0X00002015

Active Directory 0x00002015: Fix Non-Leaf Object Error

Server & Cloud Intermediate 👁 1 views 📅 May 27, 2026

You tried to move or delete an AD object that has children. Quick fix: delete child objects first or use dsmod with the right flags.

Quick Answer

Run dsmod <DN> -subtree yes -delete on the offending object, or manually delete all child objects using ADSI Edit.

What's Actually Happening

You're trying to delete or rename an Active Directory container (like an OU, a container, or a domain partition object) that still has child objects inside it. AD won't let you because it's not a leaf object — it's a branch. This isn't a bug; it's protection against accidentally wiping out a whole organizational unit and all its users, computers, and groups in one shot.

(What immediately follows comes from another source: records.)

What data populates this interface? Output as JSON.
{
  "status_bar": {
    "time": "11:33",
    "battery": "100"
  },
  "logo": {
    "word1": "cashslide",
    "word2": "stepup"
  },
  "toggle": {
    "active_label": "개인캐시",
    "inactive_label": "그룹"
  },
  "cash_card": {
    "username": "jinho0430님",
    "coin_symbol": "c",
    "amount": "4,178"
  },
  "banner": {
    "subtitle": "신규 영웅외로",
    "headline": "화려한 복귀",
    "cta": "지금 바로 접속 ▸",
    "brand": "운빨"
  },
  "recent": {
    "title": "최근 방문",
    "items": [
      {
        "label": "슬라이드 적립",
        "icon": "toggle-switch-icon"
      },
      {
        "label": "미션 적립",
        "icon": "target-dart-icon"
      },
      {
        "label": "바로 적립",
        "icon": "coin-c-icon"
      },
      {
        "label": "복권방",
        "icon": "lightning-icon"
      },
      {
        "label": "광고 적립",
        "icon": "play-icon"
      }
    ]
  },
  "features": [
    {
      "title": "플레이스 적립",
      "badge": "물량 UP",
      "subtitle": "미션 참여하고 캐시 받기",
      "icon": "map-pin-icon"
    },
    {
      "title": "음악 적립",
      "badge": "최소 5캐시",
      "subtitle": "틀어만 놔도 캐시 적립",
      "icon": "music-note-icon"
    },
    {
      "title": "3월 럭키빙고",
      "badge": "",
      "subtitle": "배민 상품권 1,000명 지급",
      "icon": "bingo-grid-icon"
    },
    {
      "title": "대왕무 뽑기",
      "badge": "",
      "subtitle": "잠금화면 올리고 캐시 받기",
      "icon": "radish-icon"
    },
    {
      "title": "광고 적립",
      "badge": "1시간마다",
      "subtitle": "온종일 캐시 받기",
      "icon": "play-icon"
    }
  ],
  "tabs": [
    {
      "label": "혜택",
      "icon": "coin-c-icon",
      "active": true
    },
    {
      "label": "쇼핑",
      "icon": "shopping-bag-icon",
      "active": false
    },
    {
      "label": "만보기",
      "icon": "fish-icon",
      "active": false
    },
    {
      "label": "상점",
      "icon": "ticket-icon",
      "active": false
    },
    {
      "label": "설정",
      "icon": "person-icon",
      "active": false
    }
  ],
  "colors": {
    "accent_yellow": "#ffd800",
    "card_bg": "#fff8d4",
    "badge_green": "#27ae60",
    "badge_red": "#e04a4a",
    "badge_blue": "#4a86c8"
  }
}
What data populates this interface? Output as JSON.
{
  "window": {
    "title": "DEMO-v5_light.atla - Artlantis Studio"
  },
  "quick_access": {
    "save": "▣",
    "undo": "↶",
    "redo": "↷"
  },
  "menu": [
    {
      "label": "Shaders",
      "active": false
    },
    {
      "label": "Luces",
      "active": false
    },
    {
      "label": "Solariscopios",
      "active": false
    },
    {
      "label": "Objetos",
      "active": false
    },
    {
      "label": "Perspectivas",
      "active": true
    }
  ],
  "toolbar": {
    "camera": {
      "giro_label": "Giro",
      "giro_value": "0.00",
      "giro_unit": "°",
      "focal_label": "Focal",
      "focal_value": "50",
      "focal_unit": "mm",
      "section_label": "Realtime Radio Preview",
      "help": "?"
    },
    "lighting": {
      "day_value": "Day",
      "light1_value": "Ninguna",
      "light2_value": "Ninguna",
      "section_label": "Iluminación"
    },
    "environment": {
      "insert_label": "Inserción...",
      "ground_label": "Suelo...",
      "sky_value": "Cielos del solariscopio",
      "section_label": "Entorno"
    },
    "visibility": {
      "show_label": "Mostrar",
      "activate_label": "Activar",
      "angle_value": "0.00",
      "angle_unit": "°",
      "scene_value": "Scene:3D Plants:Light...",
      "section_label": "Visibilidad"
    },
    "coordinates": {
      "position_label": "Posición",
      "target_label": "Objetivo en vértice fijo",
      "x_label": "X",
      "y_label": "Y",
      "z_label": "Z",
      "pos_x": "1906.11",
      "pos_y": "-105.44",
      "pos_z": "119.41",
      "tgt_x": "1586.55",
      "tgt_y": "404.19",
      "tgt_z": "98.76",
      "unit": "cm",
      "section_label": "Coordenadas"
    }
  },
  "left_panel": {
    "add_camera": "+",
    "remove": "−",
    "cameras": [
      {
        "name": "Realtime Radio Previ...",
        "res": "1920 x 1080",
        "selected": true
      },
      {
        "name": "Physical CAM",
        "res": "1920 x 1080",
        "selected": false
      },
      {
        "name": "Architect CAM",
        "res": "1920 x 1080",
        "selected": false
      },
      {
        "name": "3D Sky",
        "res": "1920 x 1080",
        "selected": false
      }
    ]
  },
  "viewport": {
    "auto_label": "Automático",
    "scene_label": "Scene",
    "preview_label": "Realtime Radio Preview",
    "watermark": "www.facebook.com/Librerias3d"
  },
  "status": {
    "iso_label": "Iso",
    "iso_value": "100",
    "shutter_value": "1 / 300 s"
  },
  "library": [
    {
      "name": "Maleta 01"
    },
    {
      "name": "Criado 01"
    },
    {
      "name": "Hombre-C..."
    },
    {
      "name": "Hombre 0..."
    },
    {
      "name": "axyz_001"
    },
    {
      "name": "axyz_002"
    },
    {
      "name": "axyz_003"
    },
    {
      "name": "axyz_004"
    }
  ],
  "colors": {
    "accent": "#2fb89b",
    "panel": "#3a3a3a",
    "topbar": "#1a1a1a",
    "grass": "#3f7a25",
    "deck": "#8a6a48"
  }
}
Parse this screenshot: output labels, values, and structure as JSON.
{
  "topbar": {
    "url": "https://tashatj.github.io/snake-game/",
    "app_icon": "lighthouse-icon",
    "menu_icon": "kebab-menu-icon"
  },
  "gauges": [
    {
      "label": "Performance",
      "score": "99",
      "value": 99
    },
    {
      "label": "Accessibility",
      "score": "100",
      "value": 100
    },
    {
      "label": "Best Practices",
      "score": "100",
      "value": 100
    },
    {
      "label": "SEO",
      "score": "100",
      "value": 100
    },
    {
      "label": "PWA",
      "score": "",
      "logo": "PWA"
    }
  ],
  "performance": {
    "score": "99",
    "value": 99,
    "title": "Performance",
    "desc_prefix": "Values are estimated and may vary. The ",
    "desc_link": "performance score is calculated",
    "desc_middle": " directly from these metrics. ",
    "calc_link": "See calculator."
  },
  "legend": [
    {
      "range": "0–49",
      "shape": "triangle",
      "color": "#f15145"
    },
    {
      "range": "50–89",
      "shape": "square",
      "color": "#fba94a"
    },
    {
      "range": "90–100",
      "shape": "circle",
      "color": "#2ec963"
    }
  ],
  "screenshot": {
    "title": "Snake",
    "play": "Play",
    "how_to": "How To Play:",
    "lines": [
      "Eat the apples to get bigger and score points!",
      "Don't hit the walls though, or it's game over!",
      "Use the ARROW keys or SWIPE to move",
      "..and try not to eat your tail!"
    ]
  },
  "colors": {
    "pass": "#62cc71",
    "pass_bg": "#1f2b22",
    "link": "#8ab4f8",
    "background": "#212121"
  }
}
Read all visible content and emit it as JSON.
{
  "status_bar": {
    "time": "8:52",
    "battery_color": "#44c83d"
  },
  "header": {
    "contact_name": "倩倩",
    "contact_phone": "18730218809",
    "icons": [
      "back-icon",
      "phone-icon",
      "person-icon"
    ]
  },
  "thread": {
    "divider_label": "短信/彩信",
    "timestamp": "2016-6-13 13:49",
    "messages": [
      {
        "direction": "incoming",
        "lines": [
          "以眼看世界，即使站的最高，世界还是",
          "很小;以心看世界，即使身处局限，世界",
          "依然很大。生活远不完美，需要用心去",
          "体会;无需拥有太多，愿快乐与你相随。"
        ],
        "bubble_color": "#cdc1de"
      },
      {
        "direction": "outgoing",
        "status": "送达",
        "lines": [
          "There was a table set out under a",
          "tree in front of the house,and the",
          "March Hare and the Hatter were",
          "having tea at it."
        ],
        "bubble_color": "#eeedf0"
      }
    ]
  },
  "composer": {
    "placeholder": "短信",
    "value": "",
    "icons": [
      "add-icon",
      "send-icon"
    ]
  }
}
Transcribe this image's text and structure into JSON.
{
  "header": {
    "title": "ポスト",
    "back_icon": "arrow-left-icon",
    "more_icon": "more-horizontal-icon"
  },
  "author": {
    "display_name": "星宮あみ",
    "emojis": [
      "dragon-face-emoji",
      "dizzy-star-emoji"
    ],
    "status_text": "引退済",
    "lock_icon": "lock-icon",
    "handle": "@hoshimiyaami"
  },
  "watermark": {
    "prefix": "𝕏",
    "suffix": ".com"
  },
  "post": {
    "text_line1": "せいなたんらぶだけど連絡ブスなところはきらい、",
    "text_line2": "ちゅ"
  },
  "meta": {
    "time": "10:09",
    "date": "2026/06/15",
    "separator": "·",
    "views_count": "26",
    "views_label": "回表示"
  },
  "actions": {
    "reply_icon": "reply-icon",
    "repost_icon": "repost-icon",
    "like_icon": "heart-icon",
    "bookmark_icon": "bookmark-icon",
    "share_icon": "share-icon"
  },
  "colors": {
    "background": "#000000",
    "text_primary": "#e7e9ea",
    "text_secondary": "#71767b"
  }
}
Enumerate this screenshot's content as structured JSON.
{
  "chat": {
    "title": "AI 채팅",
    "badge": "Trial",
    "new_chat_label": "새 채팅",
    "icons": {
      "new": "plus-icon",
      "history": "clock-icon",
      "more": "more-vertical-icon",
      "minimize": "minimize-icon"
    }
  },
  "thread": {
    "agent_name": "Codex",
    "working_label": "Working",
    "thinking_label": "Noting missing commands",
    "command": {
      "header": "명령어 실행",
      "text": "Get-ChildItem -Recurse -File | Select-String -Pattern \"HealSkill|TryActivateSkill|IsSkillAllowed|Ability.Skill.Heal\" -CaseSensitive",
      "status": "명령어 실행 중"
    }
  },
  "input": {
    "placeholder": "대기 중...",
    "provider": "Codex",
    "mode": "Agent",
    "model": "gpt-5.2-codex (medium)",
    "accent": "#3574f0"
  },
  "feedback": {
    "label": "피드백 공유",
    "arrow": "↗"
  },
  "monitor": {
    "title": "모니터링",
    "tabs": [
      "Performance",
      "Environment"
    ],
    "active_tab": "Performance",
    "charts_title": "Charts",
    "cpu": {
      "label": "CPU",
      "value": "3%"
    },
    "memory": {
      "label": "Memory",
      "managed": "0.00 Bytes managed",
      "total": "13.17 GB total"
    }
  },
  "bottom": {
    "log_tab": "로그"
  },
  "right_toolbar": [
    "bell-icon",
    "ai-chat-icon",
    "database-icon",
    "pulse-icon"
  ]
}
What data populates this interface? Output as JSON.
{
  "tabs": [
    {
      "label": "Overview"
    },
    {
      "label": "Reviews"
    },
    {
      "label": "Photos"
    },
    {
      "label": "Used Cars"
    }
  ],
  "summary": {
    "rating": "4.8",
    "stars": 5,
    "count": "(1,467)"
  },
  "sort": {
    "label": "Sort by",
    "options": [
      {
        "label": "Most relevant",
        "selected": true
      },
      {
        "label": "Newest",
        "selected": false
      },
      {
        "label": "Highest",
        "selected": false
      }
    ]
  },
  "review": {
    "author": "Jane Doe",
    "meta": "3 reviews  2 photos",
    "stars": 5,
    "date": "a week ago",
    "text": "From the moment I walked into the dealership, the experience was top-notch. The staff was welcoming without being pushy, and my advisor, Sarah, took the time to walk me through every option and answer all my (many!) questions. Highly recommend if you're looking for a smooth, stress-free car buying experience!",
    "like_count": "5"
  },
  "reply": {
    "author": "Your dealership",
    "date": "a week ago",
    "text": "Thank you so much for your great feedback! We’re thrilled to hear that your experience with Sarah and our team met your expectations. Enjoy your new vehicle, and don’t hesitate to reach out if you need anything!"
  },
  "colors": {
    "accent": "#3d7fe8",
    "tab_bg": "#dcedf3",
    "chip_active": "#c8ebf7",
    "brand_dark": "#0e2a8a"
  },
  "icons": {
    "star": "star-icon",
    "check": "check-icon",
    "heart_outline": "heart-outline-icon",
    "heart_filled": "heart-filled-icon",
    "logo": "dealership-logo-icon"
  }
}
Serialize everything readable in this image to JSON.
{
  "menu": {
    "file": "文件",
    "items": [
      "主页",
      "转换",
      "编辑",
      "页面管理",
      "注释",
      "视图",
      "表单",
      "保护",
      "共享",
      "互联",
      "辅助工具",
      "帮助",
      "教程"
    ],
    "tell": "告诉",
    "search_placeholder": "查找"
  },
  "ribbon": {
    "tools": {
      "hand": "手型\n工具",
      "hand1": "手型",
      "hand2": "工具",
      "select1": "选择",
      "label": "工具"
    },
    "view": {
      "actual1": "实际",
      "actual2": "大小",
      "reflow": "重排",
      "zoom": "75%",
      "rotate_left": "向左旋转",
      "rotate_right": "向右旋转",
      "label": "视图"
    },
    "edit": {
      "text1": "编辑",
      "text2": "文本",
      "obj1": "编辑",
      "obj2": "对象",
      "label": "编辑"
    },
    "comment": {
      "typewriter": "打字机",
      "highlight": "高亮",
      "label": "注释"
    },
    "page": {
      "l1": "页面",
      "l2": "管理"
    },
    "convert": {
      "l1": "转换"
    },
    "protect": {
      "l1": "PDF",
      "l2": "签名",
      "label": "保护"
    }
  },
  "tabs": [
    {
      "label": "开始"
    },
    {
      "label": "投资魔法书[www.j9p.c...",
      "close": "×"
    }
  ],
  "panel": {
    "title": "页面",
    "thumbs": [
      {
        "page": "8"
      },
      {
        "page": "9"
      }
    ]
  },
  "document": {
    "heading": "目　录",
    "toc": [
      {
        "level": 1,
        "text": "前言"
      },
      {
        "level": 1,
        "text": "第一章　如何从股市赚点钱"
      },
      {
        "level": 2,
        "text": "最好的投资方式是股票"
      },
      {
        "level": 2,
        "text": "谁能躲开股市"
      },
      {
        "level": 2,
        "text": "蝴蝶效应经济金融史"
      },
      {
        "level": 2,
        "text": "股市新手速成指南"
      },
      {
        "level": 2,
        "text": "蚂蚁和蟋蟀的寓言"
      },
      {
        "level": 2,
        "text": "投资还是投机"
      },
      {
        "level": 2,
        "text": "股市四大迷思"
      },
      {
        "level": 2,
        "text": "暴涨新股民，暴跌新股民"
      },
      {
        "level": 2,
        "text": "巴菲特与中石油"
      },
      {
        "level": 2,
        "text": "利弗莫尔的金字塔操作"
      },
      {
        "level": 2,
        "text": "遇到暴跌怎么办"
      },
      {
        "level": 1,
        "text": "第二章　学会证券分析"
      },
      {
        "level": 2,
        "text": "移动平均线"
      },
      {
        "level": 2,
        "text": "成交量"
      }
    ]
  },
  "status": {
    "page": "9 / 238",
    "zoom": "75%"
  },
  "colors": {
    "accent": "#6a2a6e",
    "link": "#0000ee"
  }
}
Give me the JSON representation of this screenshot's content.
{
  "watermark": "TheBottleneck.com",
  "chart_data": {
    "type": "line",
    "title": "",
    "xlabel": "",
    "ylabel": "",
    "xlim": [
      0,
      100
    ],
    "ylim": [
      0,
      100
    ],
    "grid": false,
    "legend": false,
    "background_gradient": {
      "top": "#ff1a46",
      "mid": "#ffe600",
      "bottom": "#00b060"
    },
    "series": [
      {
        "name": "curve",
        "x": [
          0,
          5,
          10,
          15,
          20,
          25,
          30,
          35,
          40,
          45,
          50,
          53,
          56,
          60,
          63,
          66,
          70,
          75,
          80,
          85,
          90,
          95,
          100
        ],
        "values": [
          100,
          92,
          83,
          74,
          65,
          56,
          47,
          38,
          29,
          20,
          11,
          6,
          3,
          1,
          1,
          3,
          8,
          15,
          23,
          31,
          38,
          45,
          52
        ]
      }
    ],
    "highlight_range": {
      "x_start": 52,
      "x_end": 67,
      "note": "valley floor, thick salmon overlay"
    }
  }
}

I saw this last week with a client who tried to delete an old OU called "Sales-Temp" from 2015. Two hundred orphaned computer accounts were still buried in it. AD said nope.

Steps to Fix It

  1. Identify the exact object. Write down its distinguished name (DN). Example: OU=Sales-Temp,DC=contoso,DC=com. You can get this from AD Users and Computers by enabling "Advanced Features" and looking at the object's attribute editor.
  2. Delete child objects first. Open ADSI Edit (part of Remote Server Administration Tools). Connect to the partition containing the object, navigate to it, then go through each child object — delete them one by one. For hundreds of objects, this sucks. Skip to step 3.
  3. Use the dsmod command (the real fix). Open PowerShell as Administrator. Run:
    dsmod "OU=Sales-Temp,DC=contoso,DC=com" -subtree yes -delete
    This forces deletion of the container and everything inside it. Confirm the Y/N prompt. Done.
  4. Verify with repadmin. After deletion, run repadmin /showrepl to check replication hasn't failed on other domain controllers. If you see lingering objects, do a metadata cleanup.

Alternative Fixes If the Main One Fails

Sometimes dsmod won't work because of replication conflicts or orphaned objects. Here's what else to try:

  • ADSI Edit again: Right-click the container, choose "Delete", then check "Delete subtree". If it's greyed out, the object has protected ACLs — take ownership first.
  • NTDSUTIL metadata cleanup: If the object is orphaned (shows up but doesn't exist on any DC), use ntdsutil to remove it from the directory. Connect to the problem DC, select the object, and remove it.
  • Check if it's a system container: Some containers like Builtin or LostAndFound can't be deleted. You'll get this error if you tried — stop, you don't need to delete those.

Prevention Tips

  • Never create nested OUs without a cleanup plan. If you use temporary OUs for project groups, schedule a script to delete them after a year.
  • Use dsquery to find empty containers regularly. Example: dsquery * OU=Test,DC=contoso,DC=com -scope base -attr name | find /i "count=0".
  • Train your junior admins: always check for child objects before deleting anything.

Pro tip: If you're managing a domain with 10,000+ objects, write a PowerShell script that recursively deletes OUs older than 90 days. Saved a client 4 hours of manual clicking last month.